Terima kasih untuk komentarnya. Mungkin bisa diberikan penjelasan lebih jauh, sebelah mana yang kurang lengkap dan mana yang perlu diperjelas sehingga saya bisa membuatnya lebih baik.

Terkadang apa yang dijelaskan dalam satu artikel, mengandaikan pembaca mengetahui materi yang sudah dijelaskan dalam artikel sebelumnya.

Tapi saya akan sangat senang sekali jika Pak Timbul menunjukkan lebih detil bagian mana yang perlu diperjelas. Terima kasih.

Anis mengatakan...

mohon saya dijelaskan langkah-langkah analisis kovarian menggunakan spss 12 dimana ada data pengamatan sebelum aplikasi dan setelah aplikasi pada percobaan pestisida, terimakasih.

Agung Santoso mengatakan...

Untuk anis,
sebelumnya mohon maaf nih saya belum bisa menjawab pertanyaanmu segera.

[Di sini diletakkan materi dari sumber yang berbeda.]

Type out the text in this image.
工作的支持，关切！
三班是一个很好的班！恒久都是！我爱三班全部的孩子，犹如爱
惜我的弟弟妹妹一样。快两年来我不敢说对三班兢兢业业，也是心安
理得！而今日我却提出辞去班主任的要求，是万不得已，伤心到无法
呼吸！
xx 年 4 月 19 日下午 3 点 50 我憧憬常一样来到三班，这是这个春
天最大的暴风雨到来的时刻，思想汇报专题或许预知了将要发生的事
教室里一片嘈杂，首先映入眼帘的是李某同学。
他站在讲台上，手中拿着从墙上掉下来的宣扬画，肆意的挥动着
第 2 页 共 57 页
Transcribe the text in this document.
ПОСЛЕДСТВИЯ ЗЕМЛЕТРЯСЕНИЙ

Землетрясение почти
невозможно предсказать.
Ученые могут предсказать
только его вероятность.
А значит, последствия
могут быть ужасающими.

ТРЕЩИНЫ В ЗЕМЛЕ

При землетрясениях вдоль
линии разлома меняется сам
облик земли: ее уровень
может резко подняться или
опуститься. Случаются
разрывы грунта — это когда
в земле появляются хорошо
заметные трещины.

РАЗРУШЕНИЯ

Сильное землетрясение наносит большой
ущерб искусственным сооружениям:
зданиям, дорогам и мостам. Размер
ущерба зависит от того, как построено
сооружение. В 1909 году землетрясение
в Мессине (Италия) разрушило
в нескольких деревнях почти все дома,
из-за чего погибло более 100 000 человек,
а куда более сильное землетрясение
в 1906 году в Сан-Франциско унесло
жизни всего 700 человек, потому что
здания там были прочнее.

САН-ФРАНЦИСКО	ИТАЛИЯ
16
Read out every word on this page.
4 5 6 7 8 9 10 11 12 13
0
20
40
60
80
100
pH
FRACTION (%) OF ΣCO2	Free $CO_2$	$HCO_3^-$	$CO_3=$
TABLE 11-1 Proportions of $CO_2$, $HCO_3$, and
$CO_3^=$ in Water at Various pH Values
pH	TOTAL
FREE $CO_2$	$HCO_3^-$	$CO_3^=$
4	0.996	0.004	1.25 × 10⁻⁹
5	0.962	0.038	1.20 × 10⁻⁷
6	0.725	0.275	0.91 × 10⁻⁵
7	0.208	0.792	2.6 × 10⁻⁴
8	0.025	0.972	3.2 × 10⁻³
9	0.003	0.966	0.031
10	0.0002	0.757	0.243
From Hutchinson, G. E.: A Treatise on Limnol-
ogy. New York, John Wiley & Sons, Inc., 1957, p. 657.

Saya memang berencana untuk menuliskan posting tentang anakova tersendiri. Semoga ketika posting itu muncul masih berguna ya.

Kalau anis membutuhkan segera, mungkin bisa menghubungi saya lewat email. Kita bisa diskusi dulu di sana. OK?

bagudung mengatakan...

Pak, bagaimana dengan langkah-langkah analisis kovarian dengan menggunakan spss.. Maaf pak, pertanyaan Anis saya ulangi. Soalnya saya kesulitan mencari literaturnya. Atau mungkin bapak ada buku rujukannya.. Mohon bantuannya pak, terima kasih.

Agung Santoso mengatakan...

Untuk Bagudung,

Untuk penjelasan mengenai analisis kovarian sendiri bisa dibaca di buku Statistik Psikologi tulisan A Supratiknya.
Kalau untuk penjelasan mengenai penggunaan SPSSnya, saya pikir buku dari Andy Field (Discovering Statistics using SPSS) atau Pedhazur (Regression) bisa menjadi acuan.